Nommé à la tête de Stellantis Europe il y a quelques semaines, Antonio Filosa est déjà confronté à une fronde politique et sociale d’envergure. Promu pour apaiser les tensions et redonner à l’Italie une place de choix dans la stratégie du groupe, il doit désormais composer avec cette nouvelle crise de confiance.

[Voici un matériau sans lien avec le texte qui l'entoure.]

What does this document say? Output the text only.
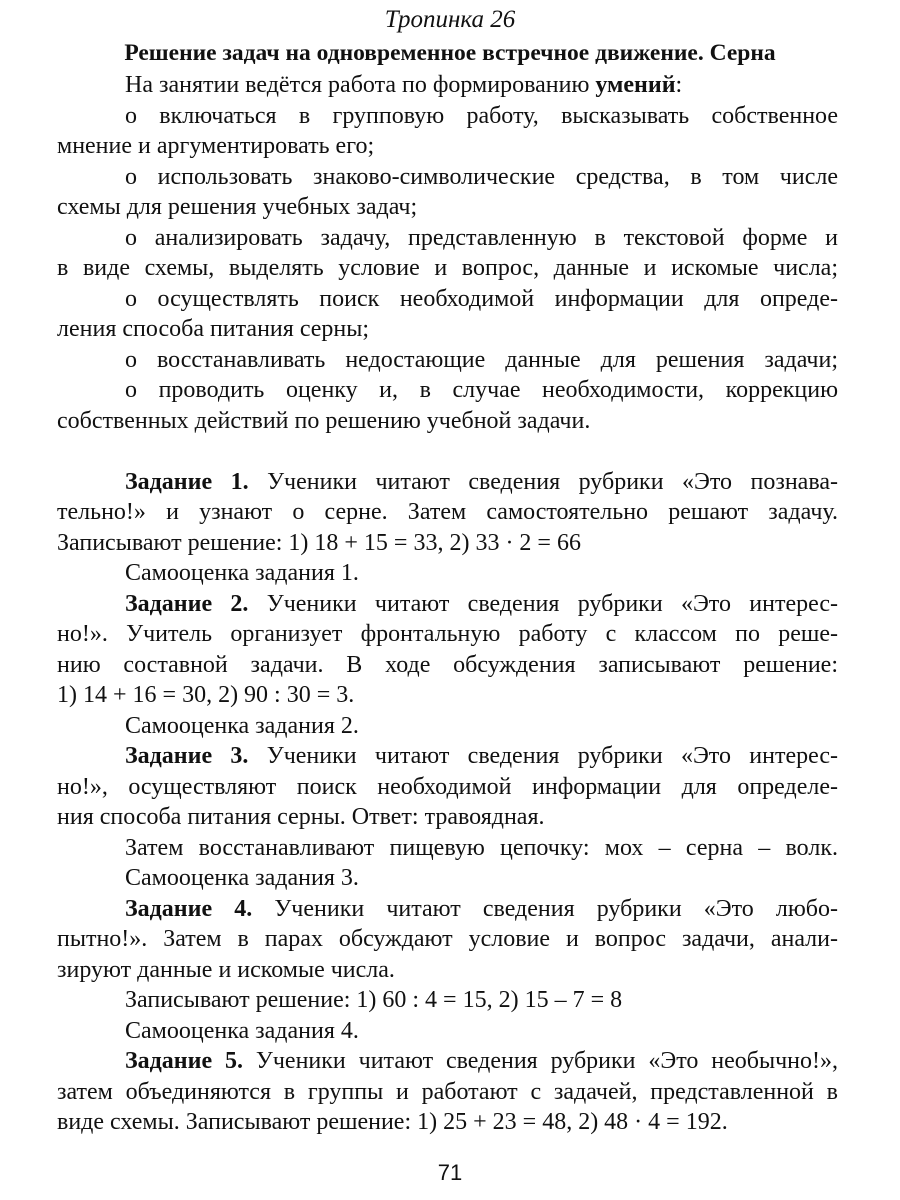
Тропинка 26
Решение задач на одновременное встречное движение. Серна
На занятии ведётся работа по формированию умений:
о включаться в групповую работу, высказывать собственное
мнение и аргументировать его;
о использовать знаково-символические средства, в том числе
схемы для решения учебных задач;
о анализировать задачу, представленную в текстовой форме и
в виде схемы, выделять условие и вопрос, данные и искомые числа;
о осуществлять поиск необходимой информации для опреде-
ления способа питания серны;
о восстанавливать недостающие данные для решения задачи;
о проводить оценку и, в случае необходимости, коррекцию
собственных действий по решению учебной задачи.
Задание 1. Ученики читают сведения рубрики «Это познава-
тельно!» и узнают о серне. Затем самостоятельно решают задачу.
Записывают решение: 1) 18 + 15 = 33, 2) 33 · 2 = 66
Самооценка задания 1.
Задание 2. Ученики читают сведения рубрики «Это интерес-
но!». Учитель организует фронтальную работу с классом по реше-
нию составной задачи. В ходе обсуждения записывают решение:
1) 14 + 16 = 30, 2) 90 : 30 = 3.
Самооценка задания 2.
Задание 3. Ученики читают сведения рубрики «Это интерес-
но!», осуществляют поиск необходимой информации для определе-
ния способа питания серны. Ответ: травоядная.
Затем восстанавливают пищевую цепочку: мох – серна – волк.
Самооценка задания 3.
Задание 4. Ученики читают сведения рубрики «Это любо-
пытно!». Затем в парах обсуждают условие и вопрос задачи, анали-
зируют данные и искомые числа.
Записывают решение: 1) 60 : 4 = 15, 2) 15 – 7 = 8
Самооценка задания 4.
Задание 5. Ученики читают сведения рубрики «Это необычно!»,
затем объединяются в группы и работают с задачей, представленной в
виде схемы. Записывают решение: 1) 25 + 23 = 48, 2) 48 · 4 = 192.
71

Les attentes étaient grandes quant à une relocalisation partielle de certaines activités sur le territoire italien. L’annonce marocaine a douché les espoirs. Filosa devra redoubler d’efforts pour justifier cette orientation à ses interlocuteurs italiens et convaincre que Stellantis n’a pas définitivement tourné le dos à ses racines.

Un tournant révélateur

En misant sur le Maroc, Stellantis affirme son ambition mondiale. Mais il prend aussi le risque de fracturer encore un peu plus ses relations avec les pays européens où son histoire s’est construite. Ce nouveau virage interroge sur l’avenir industriel de l’Europe dans l’automobile, à l’heure où la transition énergétique bouleverse les équilibres traditionnels.

Pour Stellantis, le pari est clair : il faut produire vite, bien, et au meilleur coût. Pour l’Italie, la pilule est amère. Le bras de fer ne fait peut-être que commencer.